NCPA - National Center for Policy Analysis

Plenty Of Room For Spending Cuts

August 9, 1996

Critics say Bob Dole's tax cuts will reduce federal revenues and increase the federal deficit unless federal spending is cut. By some estimates, Dole's plan would reduce federal revenues by $550 billion over six years.

Budget analysts find plenty of places for savings, without even touching entitlements and military spending:

  • Save $20 billion by eliminating the Commerce Department and shifting the Census Bureau, the Patent and Trademark Office and a few other functions elsewhere.
  • Save $30 billion by terminating the Department of Energy, moving some atomic energy defense work to the Pentagon.
  • Realize $90 billion by slicing the Education Department's budget by at least one-half (even the liberal Washington Post noted in a 1994 editorial that America's schools aren't noticeably better because the department was created).
  • Although the Department of Housing and Urban Development could be completely eliminated, merely halving it would save $95 billion.

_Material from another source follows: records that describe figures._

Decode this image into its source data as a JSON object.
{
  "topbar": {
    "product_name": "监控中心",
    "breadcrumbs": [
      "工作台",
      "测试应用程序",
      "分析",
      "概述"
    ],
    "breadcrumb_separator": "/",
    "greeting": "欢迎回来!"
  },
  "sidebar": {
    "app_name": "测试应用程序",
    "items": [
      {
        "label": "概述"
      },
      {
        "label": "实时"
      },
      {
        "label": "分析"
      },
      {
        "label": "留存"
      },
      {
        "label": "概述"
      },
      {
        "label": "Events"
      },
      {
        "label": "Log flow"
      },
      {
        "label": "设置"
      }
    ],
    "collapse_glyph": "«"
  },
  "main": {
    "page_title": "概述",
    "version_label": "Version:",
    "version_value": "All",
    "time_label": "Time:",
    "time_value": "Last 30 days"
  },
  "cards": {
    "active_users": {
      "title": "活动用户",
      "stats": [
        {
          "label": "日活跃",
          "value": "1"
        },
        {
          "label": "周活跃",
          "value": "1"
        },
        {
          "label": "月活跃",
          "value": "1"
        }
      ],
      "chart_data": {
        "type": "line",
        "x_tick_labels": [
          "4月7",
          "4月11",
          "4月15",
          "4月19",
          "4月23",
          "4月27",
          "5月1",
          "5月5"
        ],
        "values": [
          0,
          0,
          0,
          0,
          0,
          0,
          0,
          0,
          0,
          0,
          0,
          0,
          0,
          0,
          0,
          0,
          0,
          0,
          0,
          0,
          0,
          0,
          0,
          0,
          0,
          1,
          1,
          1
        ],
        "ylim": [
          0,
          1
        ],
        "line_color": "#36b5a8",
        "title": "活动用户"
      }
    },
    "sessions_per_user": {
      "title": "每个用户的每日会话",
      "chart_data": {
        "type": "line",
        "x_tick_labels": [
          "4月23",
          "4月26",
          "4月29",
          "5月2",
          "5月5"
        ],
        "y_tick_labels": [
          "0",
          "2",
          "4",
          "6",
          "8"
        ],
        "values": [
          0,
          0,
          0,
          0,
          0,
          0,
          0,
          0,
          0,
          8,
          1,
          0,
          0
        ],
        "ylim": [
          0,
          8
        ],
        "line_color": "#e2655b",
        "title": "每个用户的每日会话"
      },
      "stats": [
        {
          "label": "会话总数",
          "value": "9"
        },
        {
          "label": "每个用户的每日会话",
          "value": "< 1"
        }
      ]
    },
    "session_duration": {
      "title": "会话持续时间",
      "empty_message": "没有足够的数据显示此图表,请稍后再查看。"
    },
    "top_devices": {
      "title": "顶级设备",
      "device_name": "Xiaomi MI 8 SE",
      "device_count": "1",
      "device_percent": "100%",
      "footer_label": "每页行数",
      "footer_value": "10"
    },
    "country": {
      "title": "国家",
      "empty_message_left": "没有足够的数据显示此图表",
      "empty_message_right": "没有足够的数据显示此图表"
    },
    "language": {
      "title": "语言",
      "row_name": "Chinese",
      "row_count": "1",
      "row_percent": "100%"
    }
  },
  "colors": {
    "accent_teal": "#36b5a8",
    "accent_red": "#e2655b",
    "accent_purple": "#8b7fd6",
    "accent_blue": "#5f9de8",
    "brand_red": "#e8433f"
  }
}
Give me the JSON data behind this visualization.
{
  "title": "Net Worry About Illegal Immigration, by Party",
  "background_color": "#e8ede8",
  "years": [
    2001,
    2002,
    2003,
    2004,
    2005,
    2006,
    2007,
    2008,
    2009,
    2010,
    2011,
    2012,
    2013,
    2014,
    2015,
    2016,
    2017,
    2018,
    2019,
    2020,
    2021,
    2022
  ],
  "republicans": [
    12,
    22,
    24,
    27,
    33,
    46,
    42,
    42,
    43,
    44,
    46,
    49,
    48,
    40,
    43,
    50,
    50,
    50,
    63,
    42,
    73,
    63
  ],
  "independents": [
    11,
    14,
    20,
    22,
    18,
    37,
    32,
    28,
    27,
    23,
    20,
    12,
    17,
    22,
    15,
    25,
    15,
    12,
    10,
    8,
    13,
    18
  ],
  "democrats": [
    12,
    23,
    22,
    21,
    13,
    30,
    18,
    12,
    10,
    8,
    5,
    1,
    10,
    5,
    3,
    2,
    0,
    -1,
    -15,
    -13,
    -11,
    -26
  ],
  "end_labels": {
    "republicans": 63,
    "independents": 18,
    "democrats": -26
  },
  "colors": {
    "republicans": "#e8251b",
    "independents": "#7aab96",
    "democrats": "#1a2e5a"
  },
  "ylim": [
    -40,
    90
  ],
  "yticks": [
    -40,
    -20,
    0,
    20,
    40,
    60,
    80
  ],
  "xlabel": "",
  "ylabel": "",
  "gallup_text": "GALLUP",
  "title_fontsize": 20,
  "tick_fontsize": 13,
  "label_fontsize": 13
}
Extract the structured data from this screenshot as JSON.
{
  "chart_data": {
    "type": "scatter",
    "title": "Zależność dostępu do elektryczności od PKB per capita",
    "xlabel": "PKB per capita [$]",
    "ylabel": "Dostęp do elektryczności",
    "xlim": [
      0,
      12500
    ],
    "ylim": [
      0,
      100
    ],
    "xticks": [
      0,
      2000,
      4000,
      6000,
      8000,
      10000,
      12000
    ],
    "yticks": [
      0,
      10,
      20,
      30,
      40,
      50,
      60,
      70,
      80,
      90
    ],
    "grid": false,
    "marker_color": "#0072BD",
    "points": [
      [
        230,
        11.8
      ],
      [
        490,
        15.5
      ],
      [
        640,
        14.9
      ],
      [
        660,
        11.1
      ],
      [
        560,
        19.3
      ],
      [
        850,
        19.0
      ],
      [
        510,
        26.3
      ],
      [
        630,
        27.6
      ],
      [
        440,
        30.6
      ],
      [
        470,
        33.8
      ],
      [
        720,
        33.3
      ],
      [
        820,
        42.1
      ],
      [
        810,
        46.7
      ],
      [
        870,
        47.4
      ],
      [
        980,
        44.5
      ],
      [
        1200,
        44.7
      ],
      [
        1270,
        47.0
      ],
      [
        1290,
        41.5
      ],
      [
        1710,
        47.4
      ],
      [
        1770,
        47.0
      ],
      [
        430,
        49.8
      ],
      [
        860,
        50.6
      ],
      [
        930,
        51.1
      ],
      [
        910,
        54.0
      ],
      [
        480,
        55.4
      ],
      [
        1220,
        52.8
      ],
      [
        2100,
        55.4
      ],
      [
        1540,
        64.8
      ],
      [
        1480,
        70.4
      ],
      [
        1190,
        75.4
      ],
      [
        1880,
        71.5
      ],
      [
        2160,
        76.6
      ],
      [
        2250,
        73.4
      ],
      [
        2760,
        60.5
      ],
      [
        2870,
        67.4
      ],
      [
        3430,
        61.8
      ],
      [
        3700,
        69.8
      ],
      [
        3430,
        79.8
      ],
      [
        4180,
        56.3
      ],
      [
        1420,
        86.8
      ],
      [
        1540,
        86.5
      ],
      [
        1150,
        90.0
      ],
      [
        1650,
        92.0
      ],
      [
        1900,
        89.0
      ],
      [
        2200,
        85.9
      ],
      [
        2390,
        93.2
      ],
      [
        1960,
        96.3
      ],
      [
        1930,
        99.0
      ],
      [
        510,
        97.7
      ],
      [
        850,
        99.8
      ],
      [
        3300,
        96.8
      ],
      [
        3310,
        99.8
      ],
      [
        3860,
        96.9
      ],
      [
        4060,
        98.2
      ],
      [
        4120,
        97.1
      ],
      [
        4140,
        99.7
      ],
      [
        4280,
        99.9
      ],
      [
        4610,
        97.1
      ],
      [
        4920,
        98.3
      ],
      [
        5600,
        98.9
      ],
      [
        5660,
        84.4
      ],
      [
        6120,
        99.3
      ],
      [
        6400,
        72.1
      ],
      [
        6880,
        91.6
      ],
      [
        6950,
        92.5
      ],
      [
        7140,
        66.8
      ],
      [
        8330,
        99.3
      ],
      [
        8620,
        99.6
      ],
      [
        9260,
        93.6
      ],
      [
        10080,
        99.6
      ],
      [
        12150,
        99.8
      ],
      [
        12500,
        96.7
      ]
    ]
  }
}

Killing HUD and Education outright would save $185 billion more.

These are certainly not the only areas ripe for reduction. We could save another $50 billion by bringing home and demobilizing just half of our 100,000 troops in Europe. Ending foreign aid would save $70 billion. In addition, we could:

  • Help restore a free market in agriculture and save $120 billion by eliminating at least the one-third of the Department of Agriculture's budget that goes for farm subsidies.
  • End corporate subsidy programs in the Department of Transportation and realize $70 billion in savings.
  • Sell $20 billion a year in federal assets -- including some of the one-third of all U.S. lands the government owns -- for $120 billion in six years.
  • Save $3 billion by eliminating the Small Business Administration, which benefits fewer than one-half of 1 percent of U.S. small businesses.

These savings do not include interest savings from lower deficits, nor any increased revenue from the supply-side effect of cuts in marginal tax rates.